When it comes to a Group culture, Turner said that Chorley keeps it simple and just aims to look after all those associated with the business. He added: “We do have some key pillars, but we don’t get hung up on straplines. We have one goal within our business, which is to look after people, whether that be stakeholders, customers, or staff. We want to do the right thing. We may never be the most profitable group in the world because of that, but it is the way we like to run our business.”

Making an adjustment

With 2021 being a bumper year for many dealerships off the back of a disrupted 2020, 2022 is a more normalised year. He said: “In the grand scheme of things performance is strong when compared to more normalised years like 2018 and 2019. It was always going to be challenging to come off the back of a good 2021. I think realistically we all knew those times couldn’t last, so were expecting a decline.

“Used cars have taken a bit of a dip since April, so it has been a more challenging, but we are working our way through, and we have refocused our used car proposition.

Our new car situation is going well because we have some strong order banks.
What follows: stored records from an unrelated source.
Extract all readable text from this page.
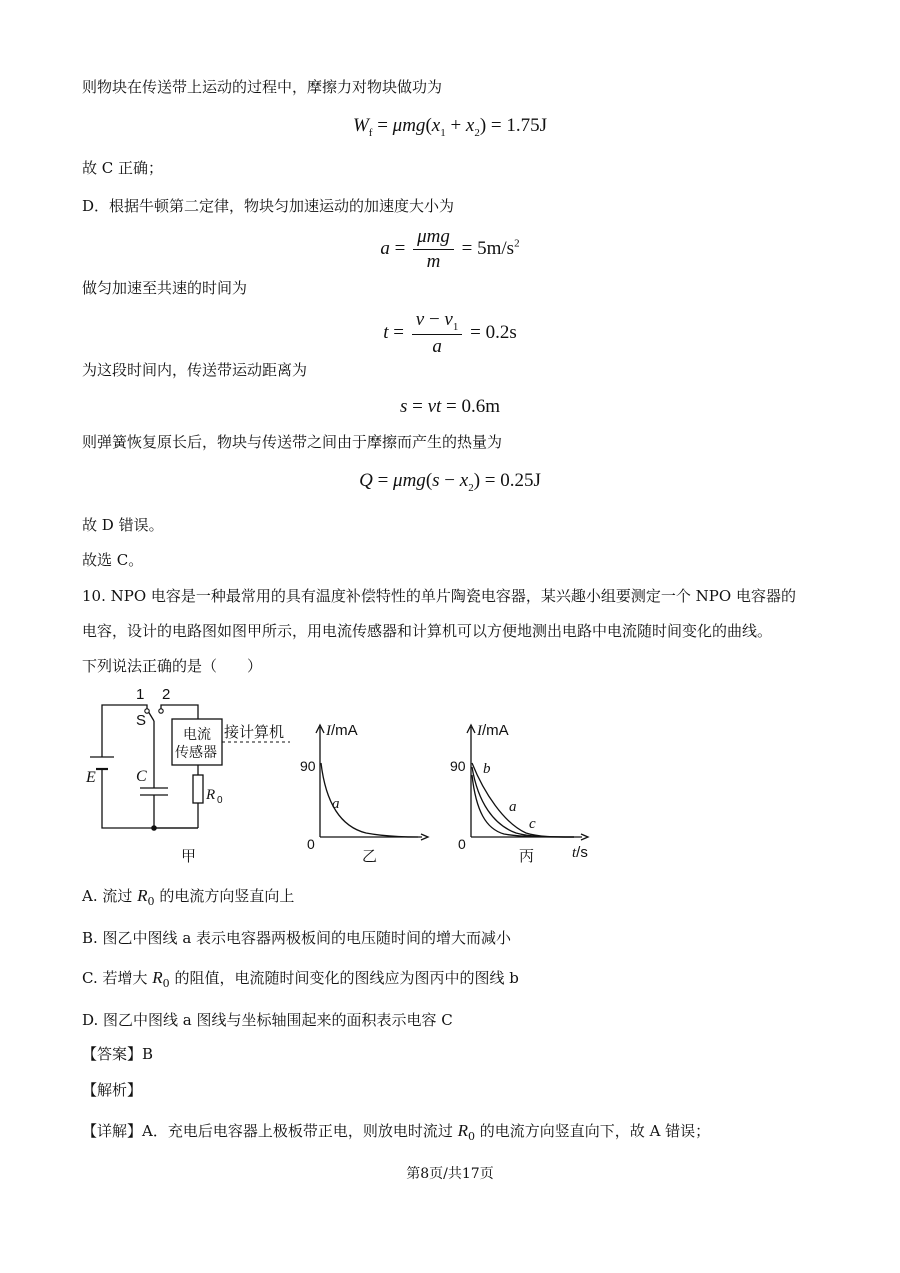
则物块在传送带上运动的过程中，摩擦力对物块做功为
$W_f = \mu mg(x_1 + x_2) = 1.75J$
故 C 正确；
D．根据牛顿第二定律，物块匀加速运动的加速度大小为
$a = \frac{\text{μmg}}{m} = 5m/s^2$
做匀加速至共速的时间为
$t = \frac{v - v_1}{a} = 0.2s$
为这段时间内，传送带运动距离为
s = vt = 0.6m
则弹簧恢复原长后，物块与传送带之间由于摩擦而产生的热量为
$Q = \mu mg(s - x_2) = 0.25J$
故 D 错误。
故选 C。
10. NPO 电容是一种最常用的具有温度补偿特性的单片陶瓷电容器，某兴趣小组要测定一个 NPO 电容器的
电容，设计的电路图如图甲所示，用电流传感器和计算机可以方便地测出电路中电流随时间变化的曲线。
下列说法正确的是（　　）
1 2
S
E	C
R 0
电流
传感器
接计算机
甲
I/mA
90
0
a
乙
I/mA
90
0
b
a
c
丙	t/s
A. 流过 $R_0$ 的电流方向竖直向上
B. 图乙中图线 a 表示电容器两极板间的电压随时间的增大而减小
C. 若增大 $R_0$ 的阻值，电流随时间变化的图线应为图丙中的图线 b
D. 图乙中图线 a 图线与坐标轴围起来的面积表示电容 C
【答案】B
【解析】
【详解】A．充电后电容器上极板带正电，则放电时流过 $R_0$ 的电流方向竖直向下，故 A 错误；
第8页/共17页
The challenge is adapting to the changes to our business model as before we could supply vehicles within weeks, now we’re looking at anywhere between two and 12 months. So, it’s been a massive change in the way we market our messaging to customers. We’re a very aggressive business when it comes to marketing because we like to get out there and bring traffic in. But the job has changed over the past 12 months with extended lead times, and it’s been a bit of a learning curve for sure and we have more to learn. I don’t know if it will go back to the way it was.

“I think one of the most obvious trends this year is the decline in used car volumes and a slight decline in PPU. I think the reduction in PPU has ultimately come from the fact that we’ve got vehicles that have been appraised and valued several months ago to come in against new cars, and now we don’t quite know where they stand. Managing customers on that journey is also challenging, and there is a consistent theme of having to manage customer experience more than the actual sales process. We have moved away from being a sales business. We are a customer experience business now.”

And has the behaviour of those customers changed with the cost-of-living crisis? Turner said he hasn’t seen any major changes.

He said: “We have not really seen an impact from the cost-of-living crisis yet, but there has probably been an impact on the traditional spikes in the industry, so March was not as aggressive as it once was. We’re noticing a lot of premium brands being part exchanged against our brand programmes, so your typical premium BMW, Audi, Mercedes being exchanged for, for example, an MG. You could attribute that to a cost-of-living crisis, but I think it’s more likely that MG has good value products.

“I think we’re in for a challenging six months, but I think that it will be fine providing we are efficient in absolutely every area possible. That doesn’t mean a cost cut, just making sure that the money that you spend is being maximised. But, the good businesses will come through. The cream always rises.”